Fiona Barltrop escapes the bikers to enjoy a superb day’s walk along the top of the Eglwyseg escarpment
The massed ranks of motorbikes outside the Ponderosa Café at the top of the Horseshoe Pass was an unexpected and, I confess, far from welcome spectacle. Unbeknown to me at the time, this is a famous meeting place for motorcycle enthusiasts, especially in the summer – apparently there have been up to 3,000 here at one turnout. If it was noisy today with mere hundreds gathered, I dread to think what it can be like… But I’d come here to walk, and walk I would, but with a change of plan. Instead of the Llantysilio Mountain ridge walk, with the views on the way up to Moel y Faen spoilt by all those bikes below (and even the possibility of encountering illegal off-road motorbikes along the top, about which I’d been warned – a considerable problem in the area) I decided to head in the other direction.
Within a few minutes I was in another world walking down a delightful grassy track following a stretch of the Clwydian Way, a 122-mile route through North Wales, waymarked with a distinctive white disc featuring the buzzard. Not a soul in sight and the only sound that of the breeze and birdsong. Beyond Bryn-yr-Odyn I continued on the Clwydian Way along the bracken and gorse-covered hillsides, before long enjoying views towards the impressive Eglwyseg escarpment. (And in case you’re wondering, it’s pronounced something like Ig-loo-sig.) As anyone who has walked the Offa’s Dyke Path will know, these dramatic limestone cliffs are one of the highlights of the route. I’d not been back here since my own teenage expedition all those years ago and was looking forward to walking that section of the Path which runs below them again.

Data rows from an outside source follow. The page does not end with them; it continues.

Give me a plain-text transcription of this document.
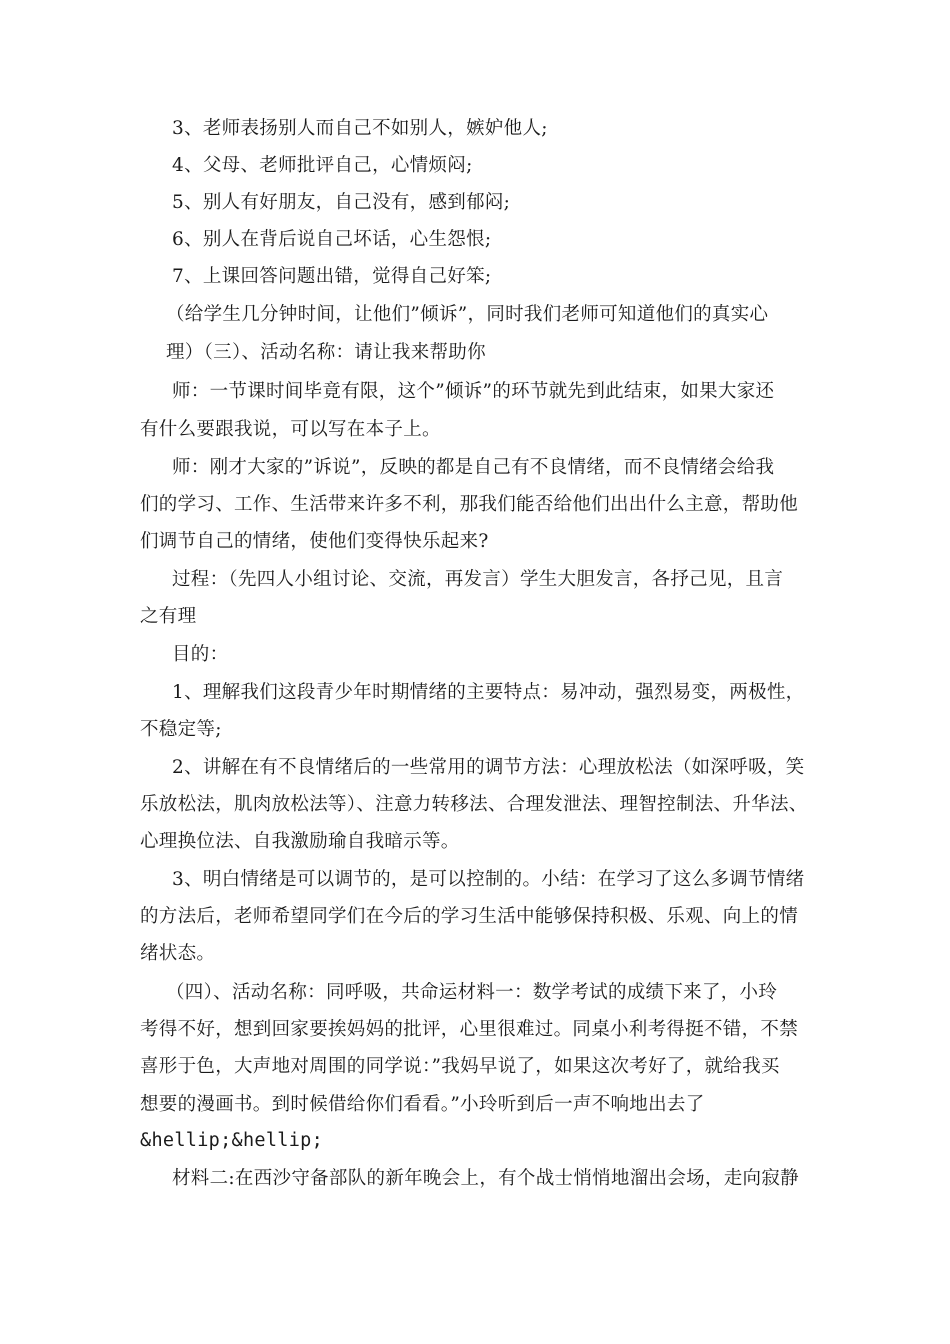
3、老师表扬别人而自己不如别人，嫉妒他人;
4、父母、老师批评自己，心情烦闷;
5、别人有好朋友，自己没有，感到郁闷;
6、别人在背后说自己坏话，心生怨恨;
7、上课回答问题出错，觉得自己好笨;
（给学生几分钟时间，让他们”倾诉”，同时我们老师可知道他们的真实心
理）（三）、活动名称：请让我来帮助你
师：一节课时间毕竟有限，这个”倾诉”的环节就先到此结束，如果大家还
有什么要跟我说，可以写在本子上。
师：刚才大家的”诉说”，反映的都是自己有不良情绪，而不良情绪会给我
们的学习、工作、生活带来许多不利，那我们能否给他们出出什么主意，帮助他
们调节自己的情绪，使他们变得快乐起来?
过程：（先四人小组讨论、交流，再发言）学生大胆发言，各抒己见，且言
之有理
目的：
1、理解我们这段青少年时期情绪的主要特点：易冲动，强烈易变，两极性，
不稳定等;
2、讲解在有不良情绪后的一些常用的调节方法：心理放松法（如深呼吸，笑
乐放松法，肌肉放松法等）、注意力转移法、合理发泄法、理智控制法、升华法、
心理换位法、自我激励瑜自我暗示等。
3、明白情绪是可以调节的，是可以控制的。小结：在学习了这么多调节情绪
的方法后，老师希望同学们在今后的学习生活中能够保持积极、乐观、向上的情
绪状态。
（四）、活动名称：同呼吸，共命运材料一：数学考试的成绩下来了，小玲
考得不好，想到回家要挨妈妈的批评，心里很难过。同桌小利考得挺不错，不禁
喜形于色，大声地对周围的同学说：”我妈早说了，如果这次考好了，就给我买
想要的漫画书。到时候借给你们看看。”小玲听到后一声不响地出去了
&hellip;&hellip;
材料二:在西沙守备部队的新年晚会上，有个战士悄悄地溜出会场，走向寂静
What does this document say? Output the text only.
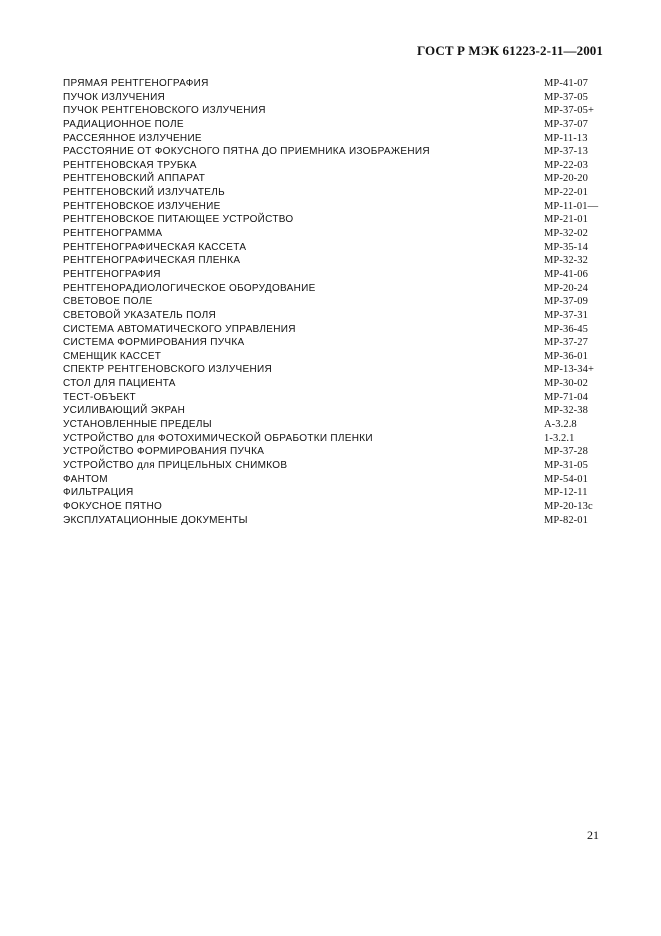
ГОСТ Р МЭК 61223-2-11—2001
ПРЯМАЯ РЕНТГЕНОГРАФИЯ	MP-41-07
ПУЧОК ИЗЛУЧЕНИЯ	MP-37-05
ПУЧОК РЕНТГЕНОВСКОГО ИЗЛУЧЕНИЯ	MP-37-05+
РАДИАЦИОННОЕ ПОЛЕ	MP-37-07
РАССЕЯННОЕ ИЗЛУЧЕНИЕ	MP-11-13
РАССТОЯНИЕ ОТ ФОКУСНОГО ПЯТНА ДО ПРИЕМНИКА ИЗОБРАЖЕНИЯ	MP-37-13
РЕНТГЕНОВСКАЯ ТРУБКА	MP-22-03
РЕНТГЕНОВСКИЙ АППАРАТ	MP-20-20
РЕНТГЕНОВСКИЙ ИЗЛУЧАТЕЛЬ	MP-22-01
РЕНТГЕНОВСКОЕ ИЗЛУЧЕНИЕ	MP-11-01—
РЕНТГЕНОВСКОЕ ПИТАЮЩЕЕ УСТРОЙСТВО	MP-21-01
РЕНТГЕНОГРАММА	MP-32-02
РЕНТГЕНОГРАФИЧЕСКАЯ КАССЕТА	MP-35-14
РЕНТГЕНОГРАФИЧЕСКАЯ ПЛЕНКА	MP-32-32
РЕНТГЕНОГРАФИЯ	MP-41-06
РЕНТГЕНОРАДИОЛОГИЧЕСКОЕ ОБОРУДОВАНИЕ	MP-20-24
СВЕТОВОЕ ПОЛЕ	MP-37-09
СВЕТОВОЙ УКАЗАТЕЛЬ ПОЛЯ	MP-37-31
СИСТЕМА АВТОМАТИЧЕСКОГО УПРАВЛЕНИЯ	MP-36-45
СИСТЕМА ФОРМИРОВАНИЯ ПУЧКА	MP-37-27
СМЕНЩИК КАССЕТ	MP-36-01
СПЕКТР РЕНТГЕНОВСКОГО ИЗЛУЧЕНИЯ	MP-13-34+
СТОЛ ДЛЯ ПАЦИЕНТА	MP-30-02
ТЕСТ-ОБЪЕКТ	MP-71-04
УСИЛИВАЮЩИЙ ЭКРАН	MP-32-38
УСТАНОВЛЕННЫЕ ПРЕДЕЛЫ	А-3.2.8
УСТРОЙСТВО для ФОТОХИМИЧЕСКОЙ ОБРАБОТКИ ПЛЕНКИ	1-3.2.1
УСТРОЙСТВО ФОРМИРОВАНИЯ ПУЧКА	MP-37-28
УСТРОЙСТВО для ПРИЦЕЛЬНЫХ СНИМКОВ	MP-31-05
ФАНТОМ	MP-54-01
ФИЛЬТРАЦИЯ	MP-12-11
ФОКУСНОЕ ПЯТНО	MP-20-13с
ЭКСПЛУАТАЦИОННЫЕ ДОКУМЕНТЫ	MP-82-01
21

Leaving the Clwydian Way I turned off left down a path to a track, then left again to a lane, and left once more to memorably named World’s End. (Actually, I had a personal reason for coming here, too, since I live in a neighbourhood in very different part of the country with exactly the same name – so could claim to have been from one end of the world to another…) Joining the Offa’s Dyke Path at the bend in the road, I turned off to head southwards intending to follow the Path across the scree slopes of the western scarp of Eglwseg Mountain, but a chance encounter changed my mind. “There’s a better route with much better views from the top of the escarpment,” a passing walker commented. “Carry on until you reach a marker post and a path turning back left uphill, and that’ll lead you on up to the top.” With no path shown along the crest of the escarpment on either the Explorer or Landranger map, I hadn’t been aware there was a route. But it proved to be excellent advice. With spectacular views over the edge of the limestone cliffs on one side, moorland on the other and none but sheep for company on this fine sunny afternoon, it was walking at its best.
I continued along the top of Trevor Rocks enjoying good views of Dinas Bran below, the Vale of Llangollen and the Berwyns beyond, then descended to the road, rejoining the Offa’s Dyke Path. A detour to climb to the top of Dinas Bran – crowned by its picturesque ruins, a medieval castle sited within an Iron Age hill fort – couldn’t be resisted. Another glorious viewpoint. Back on the Offa’s Dyke Path, I followed it northwards, turning off left beyond Rock Farm, then back up the old Horseshoe Pass road to the now deserted Ponderosa. The long uphill trudge at the end of the day was a price worth paying for such a splendid day’s walk.